We found a single family house for rent by a couple where the husband has been working in Chicago and the wife was going to join him for a year. Their youngest child had just graduated from a nearby college.
It’s a really nice situation. Very nice house. Lovely neighborhood with lots of kids. Good schools (although that’s the topic of another post). Walkable to a neat, historic downtown area. Nearby parks and bike trails. Central to lots of things and within an acceptable commuting radius for me. (Neighbor cycles and owns a sprinter van – at my station in life – this is my definition of a friend with benefits)
Plus, renting right now is one less thing to worry about. I’ve got enough responsibilities at work and at home. Mrs. SFTE is fine too – probably better than me – mostly on the basis of Columbus, Ohio is likely not a forever place for us. And a home is a possession that ties you down.
An interesting pattern has emerged. We’ve become “The Renters.” That’s how we’re introduced around the neighborhood.
Mrs.
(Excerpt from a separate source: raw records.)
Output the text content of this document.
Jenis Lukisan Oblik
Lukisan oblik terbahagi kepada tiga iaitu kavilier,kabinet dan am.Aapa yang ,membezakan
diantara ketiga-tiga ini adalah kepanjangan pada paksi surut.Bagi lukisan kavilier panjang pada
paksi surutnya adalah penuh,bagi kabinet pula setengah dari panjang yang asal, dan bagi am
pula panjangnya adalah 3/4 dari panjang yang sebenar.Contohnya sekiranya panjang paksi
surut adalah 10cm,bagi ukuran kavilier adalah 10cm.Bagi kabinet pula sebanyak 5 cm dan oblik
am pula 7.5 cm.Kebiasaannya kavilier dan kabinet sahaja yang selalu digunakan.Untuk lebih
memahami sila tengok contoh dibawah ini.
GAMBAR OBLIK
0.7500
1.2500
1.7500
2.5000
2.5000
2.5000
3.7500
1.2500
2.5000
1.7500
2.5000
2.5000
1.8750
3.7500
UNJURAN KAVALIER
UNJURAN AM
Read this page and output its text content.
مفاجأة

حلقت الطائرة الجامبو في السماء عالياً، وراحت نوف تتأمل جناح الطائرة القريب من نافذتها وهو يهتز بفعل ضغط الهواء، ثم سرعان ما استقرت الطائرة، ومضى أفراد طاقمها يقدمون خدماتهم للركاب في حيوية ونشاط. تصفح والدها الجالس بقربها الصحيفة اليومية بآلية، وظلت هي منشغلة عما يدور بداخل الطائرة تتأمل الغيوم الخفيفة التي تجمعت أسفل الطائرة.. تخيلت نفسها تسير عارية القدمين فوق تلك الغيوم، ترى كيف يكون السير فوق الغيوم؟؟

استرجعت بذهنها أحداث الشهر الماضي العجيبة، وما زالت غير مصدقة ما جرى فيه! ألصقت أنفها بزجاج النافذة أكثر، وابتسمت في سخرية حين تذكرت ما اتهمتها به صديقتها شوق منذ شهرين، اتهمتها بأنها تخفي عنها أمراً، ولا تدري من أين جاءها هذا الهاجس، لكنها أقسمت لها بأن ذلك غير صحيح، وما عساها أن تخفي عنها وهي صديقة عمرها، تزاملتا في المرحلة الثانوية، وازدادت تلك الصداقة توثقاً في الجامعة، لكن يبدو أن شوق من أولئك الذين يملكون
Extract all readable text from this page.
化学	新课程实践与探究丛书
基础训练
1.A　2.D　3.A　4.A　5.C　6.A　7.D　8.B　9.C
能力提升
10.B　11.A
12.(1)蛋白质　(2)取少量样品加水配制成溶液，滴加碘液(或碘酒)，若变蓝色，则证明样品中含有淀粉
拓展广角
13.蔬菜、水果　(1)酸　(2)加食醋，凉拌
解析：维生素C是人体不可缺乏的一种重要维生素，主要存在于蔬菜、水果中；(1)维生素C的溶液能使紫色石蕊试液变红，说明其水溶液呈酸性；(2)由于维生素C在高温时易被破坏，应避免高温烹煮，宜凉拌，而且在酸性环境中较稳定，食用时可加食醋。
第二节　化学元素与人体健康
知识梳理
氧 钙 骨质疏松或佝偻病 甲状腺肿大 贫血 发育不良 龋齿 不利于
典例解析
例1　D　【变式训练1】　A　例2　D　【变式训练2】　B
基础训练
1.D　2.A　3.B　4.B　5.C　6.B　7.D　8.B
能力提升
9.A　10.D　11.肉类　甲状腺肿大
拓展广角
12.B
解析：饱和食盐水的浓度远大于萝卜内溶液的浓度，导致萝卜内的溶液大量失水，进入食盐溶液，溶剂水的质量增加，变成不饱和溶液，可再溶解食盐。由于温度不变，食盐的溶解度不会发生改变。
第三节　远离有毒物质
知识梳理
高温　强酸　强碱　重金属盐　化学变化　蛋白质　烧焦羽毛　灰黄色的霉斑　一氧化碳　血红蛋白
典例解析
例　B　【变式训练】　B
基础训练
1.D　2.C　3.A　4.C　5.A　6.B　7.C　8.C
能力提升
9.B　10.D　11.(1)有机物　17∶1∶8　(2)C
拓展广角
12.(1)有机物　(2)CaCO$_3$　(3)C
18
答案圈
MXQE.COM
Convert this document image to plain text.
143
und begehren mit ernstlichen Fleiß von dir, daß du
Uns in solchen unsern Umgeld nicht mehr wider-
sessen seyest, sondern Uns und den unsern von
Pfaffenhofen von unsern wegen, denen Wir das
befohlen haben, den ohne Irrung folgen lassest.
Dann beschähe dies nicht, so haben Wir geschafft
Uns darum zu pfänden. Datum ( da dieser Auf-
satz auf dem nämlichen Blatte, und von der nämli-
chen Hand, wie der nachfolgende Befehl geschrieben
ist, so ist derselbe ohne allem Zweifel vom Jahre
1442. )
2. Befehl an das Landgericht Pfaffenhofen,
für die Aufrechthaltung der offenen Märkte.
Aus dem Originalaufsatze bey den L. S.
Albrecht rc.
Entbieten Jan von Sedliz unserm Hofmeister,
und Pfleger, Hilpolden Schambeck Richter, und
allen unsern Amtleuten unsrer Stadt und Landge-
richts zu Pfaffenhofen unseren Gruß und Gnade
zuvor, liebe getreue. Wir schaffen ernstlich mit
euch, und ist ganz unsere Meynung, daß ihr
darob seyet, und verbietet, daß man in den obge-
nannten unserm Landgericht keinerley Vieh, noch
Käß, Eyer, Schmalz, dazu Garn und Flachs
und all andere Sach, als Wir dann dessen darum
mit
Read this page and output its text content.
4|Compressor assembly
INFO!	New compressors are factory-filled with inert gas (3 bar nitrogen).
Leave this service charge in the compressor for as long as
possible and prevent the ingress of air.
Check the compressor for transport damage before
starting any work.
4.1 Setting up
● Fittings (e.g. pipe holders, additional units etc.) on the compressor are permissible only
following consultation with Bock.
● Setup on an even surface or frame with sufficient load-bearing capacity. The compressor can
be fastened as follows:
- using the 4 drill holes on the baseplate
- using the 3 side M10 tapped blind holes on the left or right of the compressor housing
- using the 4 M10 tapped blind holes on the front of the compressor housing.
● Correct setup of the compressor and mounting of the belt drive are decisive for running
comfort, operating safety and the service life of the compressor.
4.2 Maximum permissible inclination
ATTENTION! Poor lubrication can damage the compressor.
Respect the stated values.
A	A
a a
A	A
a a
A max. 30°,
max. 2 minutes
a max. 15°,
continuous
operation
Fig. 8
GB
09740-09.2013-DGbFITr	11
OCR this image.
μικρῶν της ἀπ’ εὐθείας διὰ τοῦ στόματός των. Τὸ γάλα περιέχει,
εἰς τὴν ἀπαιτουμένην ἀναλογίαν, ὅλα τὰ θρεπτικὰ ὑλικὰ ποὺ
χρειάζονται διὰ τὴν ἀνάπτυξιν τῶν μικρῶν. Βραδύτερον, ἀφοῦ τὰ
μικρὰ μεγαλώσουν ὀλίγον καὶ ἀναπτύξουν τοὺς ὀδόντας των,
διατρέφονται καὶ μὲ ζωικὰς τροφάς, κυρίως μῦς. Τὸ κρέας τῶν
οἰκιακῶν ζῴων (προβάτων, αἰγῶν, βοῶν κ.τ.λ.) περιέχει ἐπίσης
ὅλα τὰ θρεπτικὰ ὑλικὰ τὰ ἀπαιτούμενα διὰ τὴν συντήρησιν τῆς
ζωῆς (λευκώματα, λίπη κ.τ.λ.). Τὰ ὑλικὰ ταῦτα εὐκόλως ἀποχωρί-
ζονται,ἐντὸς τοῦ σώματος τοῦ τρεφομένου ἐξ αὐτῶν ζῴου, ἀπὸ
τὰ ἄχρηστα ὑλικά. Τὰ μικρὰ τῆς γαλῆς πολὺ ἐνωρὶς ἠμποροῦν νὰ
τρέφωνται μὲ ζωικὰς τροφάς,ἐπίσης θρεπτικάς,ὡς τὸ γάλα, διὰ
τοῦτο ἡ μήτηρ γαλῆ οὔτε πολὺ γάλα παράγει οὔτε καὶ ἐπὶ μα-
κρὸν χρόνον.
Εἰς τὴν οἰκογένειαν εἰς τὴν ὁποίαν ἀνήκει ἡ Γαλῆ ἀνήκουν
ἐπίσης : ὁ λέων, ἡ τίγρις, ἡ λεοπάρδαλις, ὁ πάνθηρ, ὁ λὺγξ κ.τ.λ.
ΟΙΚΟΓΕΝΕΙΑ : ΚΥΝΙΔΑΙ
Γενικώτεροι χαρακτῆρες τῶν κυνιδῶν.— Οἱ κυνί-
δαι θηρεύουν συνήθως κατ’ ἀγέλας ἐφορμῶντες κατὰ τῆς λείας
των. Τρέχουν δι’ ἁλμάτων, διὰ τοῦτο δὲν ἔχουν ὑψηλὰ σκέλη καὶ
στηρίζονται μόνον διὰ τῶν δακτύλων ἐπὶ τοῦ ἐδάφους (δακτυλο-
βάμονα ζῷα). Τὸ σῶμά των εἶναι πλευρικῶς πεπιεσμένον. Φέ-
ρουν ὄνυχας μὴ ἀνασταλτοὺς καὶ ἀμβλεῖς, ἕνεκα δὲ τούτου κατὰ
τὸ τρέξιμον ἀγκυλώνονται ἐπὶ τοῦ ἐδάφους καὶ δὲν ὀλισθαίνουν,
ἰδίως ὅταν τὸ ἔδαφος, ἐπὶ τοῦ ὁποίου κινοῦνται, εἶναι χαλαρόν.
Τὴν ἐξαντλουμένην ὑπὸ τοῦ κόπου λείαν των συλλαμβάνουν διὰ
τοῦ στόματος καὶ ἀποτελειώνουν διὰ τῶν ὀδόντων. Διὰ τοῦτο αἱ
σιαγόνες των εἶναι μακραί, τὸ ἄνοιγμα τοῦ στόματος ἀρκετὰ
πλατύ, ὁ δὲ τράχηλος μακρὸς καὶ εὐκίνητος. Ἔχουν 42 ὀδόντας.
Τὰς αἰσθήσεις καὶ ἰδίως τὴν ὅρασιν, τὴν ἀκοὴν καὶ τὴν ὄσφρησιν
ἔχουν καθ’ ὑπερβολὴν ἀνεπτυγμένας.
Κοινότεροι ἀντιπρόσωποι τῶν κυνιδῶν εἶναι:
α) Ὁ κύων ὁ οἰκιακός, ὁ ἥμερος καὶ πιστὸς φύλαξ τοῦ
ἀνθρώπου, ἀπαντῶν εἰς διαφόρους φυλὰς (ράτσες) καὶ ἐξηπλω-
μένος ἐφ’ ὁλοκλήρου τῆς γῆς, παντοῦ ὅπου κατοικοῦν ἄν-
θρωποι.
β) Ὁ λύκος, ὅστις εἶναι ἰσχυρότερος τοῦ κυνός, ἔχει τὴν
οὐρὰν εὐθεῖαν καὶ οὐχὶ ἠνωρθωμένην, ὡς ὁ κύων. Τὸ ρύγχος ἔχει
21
SFTE picked up on it first. She would grumble, we have a last name, it’s the SFTE’s
It’s an interesting sociological study. Apparently, not owning a house, is enough of a fact pattern to define us. Or maybe said differently, owning a house in our current neighborhood seems to be a major part of the self-identity of our neighbors.
It’s fine. We’re taking it in stride.
I’m going to have t-shirts made next.
P.S. Given the changes the Tax Cuts and Jobs Act brought to deductions for state and local taxes, this might of actually been a financially beneficial move for us, although inadvertent. We didn’t have any mortgage interest expense. Ask me about my definition of “renting” money.